Mais l’art intradermique le séduit à nouveau. «J’ai fait mon premier tatouage seul, se vante-t-il. Aucun tatoueur n’arrivait à dessiner ce que je voulais.» Il ouvre son propre commerce il y a 11 ans et entreprend d’étendre son art. Parmi ses clients, le jeune squeegee qui paraîtra dans le vidéoclip de Lady Gaga, Born This Way. «Il est entré comme un client régulier. J’ai vu qu’il s’était tatoué les mains avec une machine artisanale. Il m’a demandé de lui arranger ça», se remémore-t-il. Des dessins d’os et quelques fils d’araignée plus tard, Rick Genest lui demande de faire son visage, ce que Frank Lewis refuse. «Je n’aime pas faire du mal aux gens, admet celui qui tatoue depuis plus de 25 ans. De toute façon, le visage est un endroit trop important. Je refuse de tatouer un visage vierge.» Mais l’artiste se fait prendre à son propre jeu. Trois semaines plus tard, le zombie-en-devenir revient avec des cercles noirs encrés autour de ses yeux et une tache sur le nez, tatoués à la dure, dans son lieu de refuge à Saint-Henri. «Le p’tit crisse. Je lui ai dit qu’il n’aurait jamais d’emploi. Mais il a une tête de cochon», rétorque-t-il, amusé.

Le matériau de la peau est différent de tout autre médium en art. Non seulement c’est douloureux pour la personne qui se fait tatouer, mais c’est permanent, d’où la résistance de Frank Lewis à s’occuper de visages. «J’étais réticent de tatouer à mes débuts, reconnaît-il. Après quelques mois à dessiner sur des touristes, je me suis rendu compte que mon art allait se promener autour du monde. Il y a toujours quelqu’un qui regarde mon art quelque part.»

Autrefois, le tatouage permettait de définir sa place dans la société, comme les prisonniers ou les motards. Maintenant, c’est toute une industrie qui s’opère autour de cet art. «On les imprime sur les tissus pour en faire des vêtements, on se met des faux tatouages ou on se maquille pour donner l’impression que l’on en a, énumère le professeur à l’École de design de l’UQAM, Frédéric Metz. C’est très accepté, maintenant.»

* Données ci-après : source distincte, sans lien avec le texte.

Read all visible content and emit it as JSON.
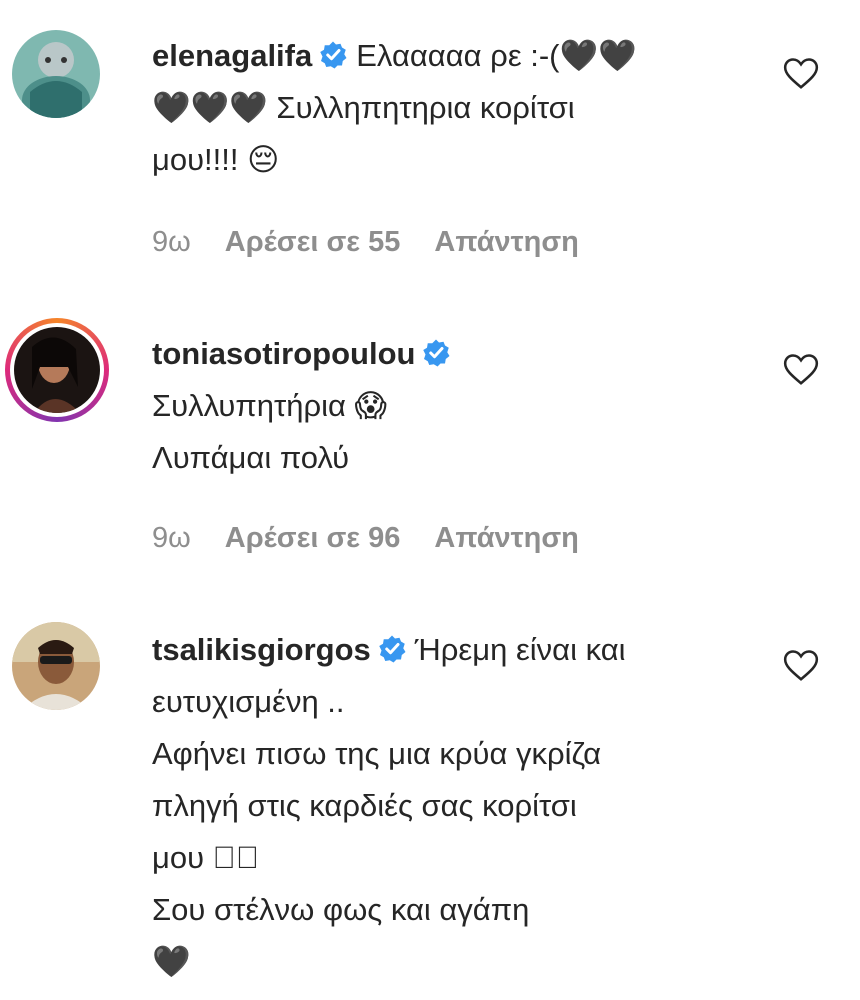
{
  "comments": [
    {
      "username": "elenagalifa",
      "lines": [
        "Ελααααα ρε :-(🖤🖤",
        "🖤🖤🖤 Συλληπητηρια κορίτσι",
        "μου!!!! 😔"
      ],
      "time": "9ω",
      "likes": "Αρέσει σε 55",
      "reply": "Απάντηση",
      "verified": true,
      "story_ring": false
    },
    {
      "username": "toniasotiropoulou",
      "lines": [
        "",
        "Συλλυπητήρια 😱",
        "Λυπάμαι πολύ"
      ],
      "time": "9ω",
      "likes": "Αρέσει σε 96",
      "reply": "Απάντηση",
      "verified": true,
      "story_ring": true
    },
    {
      "username": "tsalikisgiorgos",
      "lines": [
        "Ήρεμη είναι και",
        "ευτυχισμένη ..",
        "Αφήνει πισω της μια κρύα γκρίζα",
        "πληγή στις καρδιές σας κορίτσι",
        "μου 􀀀􀀀",
        "Σου στέλνω φως και αγάπη",
        "🖤"
      ],
      "verified": true,
      "story_ring": false
    }
  ],
  "colors": {
    "verified_blue": "#3897f0",
    "meta_gray": "#8e8e8e",
    "text": "#262626"
  }
}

Il y a quelques années, une dame dans la soixantaine s’est fait tatouer son chien défunt au salon appartenant à Frank Lewis. «Elle pensait qu’on ne pouvait faire que des têtes de mort, ajoute le tatoueur, blagueur. Elle s’est rendu compte que nous sommes des artistes, que nous sommes capables de faire quelque chose de valable.» À ses débuts, Frank Lewis devient un expert en dessins de roses pour les femmes et en Tazmanian Devil pour les hommes, la demande oblige. Aujourd’hui, la mode du tatouage en est aux lettrages et aux portraits. «Que ce soit pour un souvenir ou pour décorer, chacun a ses raisons pour se faire tatouer. Chacun arrive avec son histoire et repart avec un complément artistique sur son corps.» Les petits tatouages n’ont plus la cote, selon Frédéric Metz. «En plus de couvrir de plus grandes surfaces, comme un bras complet, ils sont plus beaux, plus artistiques. On veut les montrer!»

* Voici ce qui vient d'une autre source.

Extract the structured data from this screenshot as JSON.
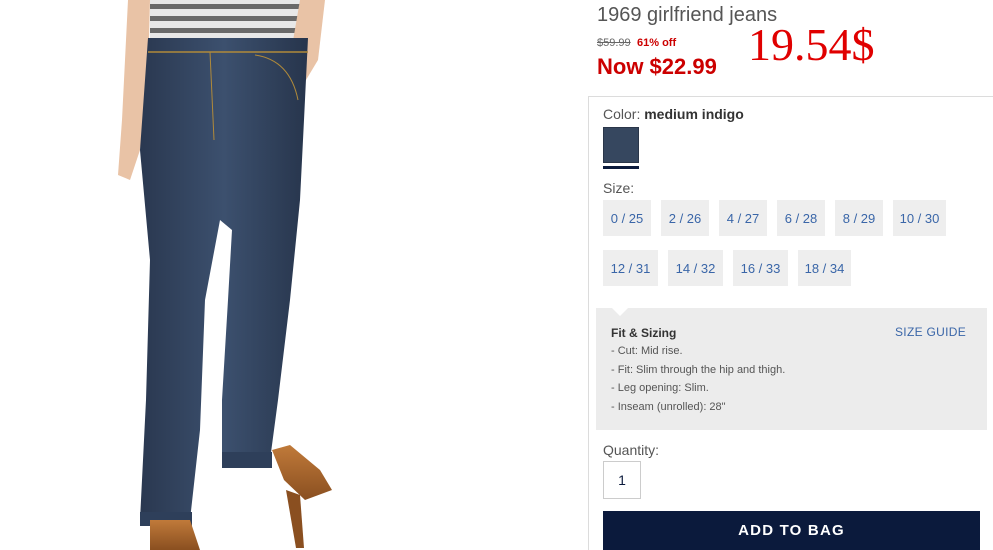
{
  "product": {
    "title": "1969 girlfriend jeans",
    "old_price": "$59.99",
    "discount": "61% off",
    "now_price": "Now $22.99",
    "annotation": "19.54$"
  },
  "color": {
    "label": "Color: ",
    "value": "medium indigo",
    "swatch_color": "#36475f"
  },
  "size": {
    "label": "Size:",
    "options": [
      "0 / 25",
      "2 / 26",
      "4 / 27",
      "6 / 28",
      "8 / 29",
      "10 / 30",
      "12 / 31",
      "14 / 32",
      "16 / 33",
      "18 / 34"
    ]
  },
  "fit": {
    "title": "Fit & Sizing",
    "size_guide": "SIZE GUIDE",
    "lines": [
      "- Cut: Mid rise.",
      "- Fit: Slim through the hip and thigh.",
      "- Leg opening: Slim.",
      "- Inseam (unrolled): 28\""
    ]
  },
  "quantity": {
    "label": "Quantity:",
    "value": "1"
  },
  "add_to_bag": "ADD TO BAG",
  "colors": {
    "price_red": "#cc0000",
    "navy": "#0b1a3c",
    "link_blue": "#3a66a8",
    "denim": "#36475f"
  }
}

Rick Genest, alias «Zombie Boy» tient à son image de mort-vivant. Le jour de son 16e anniversaire, il se fait opérer au laser pour une tumeur au cerveau, tout près de l’œil gauche. Son médecin avait alors prédit qu’il en garderait de graves séquelles. À sa grande surprise, il s’en tire indemne. «Je suis un survivant», déclare-t-il sans broncher. Jeté à la rue par ses parents peu après son opération, il part en cavale. Les amis qu’il se fait en voyageant entre Montréal, Toronto, Ottawa et Québec l’appellent «Zombie». «Dans le milieu punk, on a tous des surnoms. Les gens autour de moi connaissaient mon histoire. Mon entourage m’a beaucoup encouragé à continuer mes tatouages.»

Rick Genest amasse 17 000 $ qu’il échelonne sur 10 ans pour compléter sa transformation. La journée où Frank Lewis termine les macabres dessins sur la tête et le cou du zombie, le tatoueur a tout un frisson. «J’avais le sentiment que ce n’était pas fini, que mon travail allait être reconnu», se souvient-il. Pas de limousine, ni de garde du corps pour Rick Genest. Le zombie de 26 ans continue de se promener en BMX à Montréal et à demander des cigarettes aux étudiants de l’UQAM. «Sans mes tatouages, je ne suis personne. I’m the illustrated man», laisse-t-il entendre.

De fil en aiguille à tatouer, Rick Genest se taille une place de choix dans le monde. Célébrité instantanée, il est la muse du designer de mode Thierry Mugler et de Lady Gaga. Pour sa part, Frank Lewis regarde son art de loin. «Chaque artiste en inspire un autre».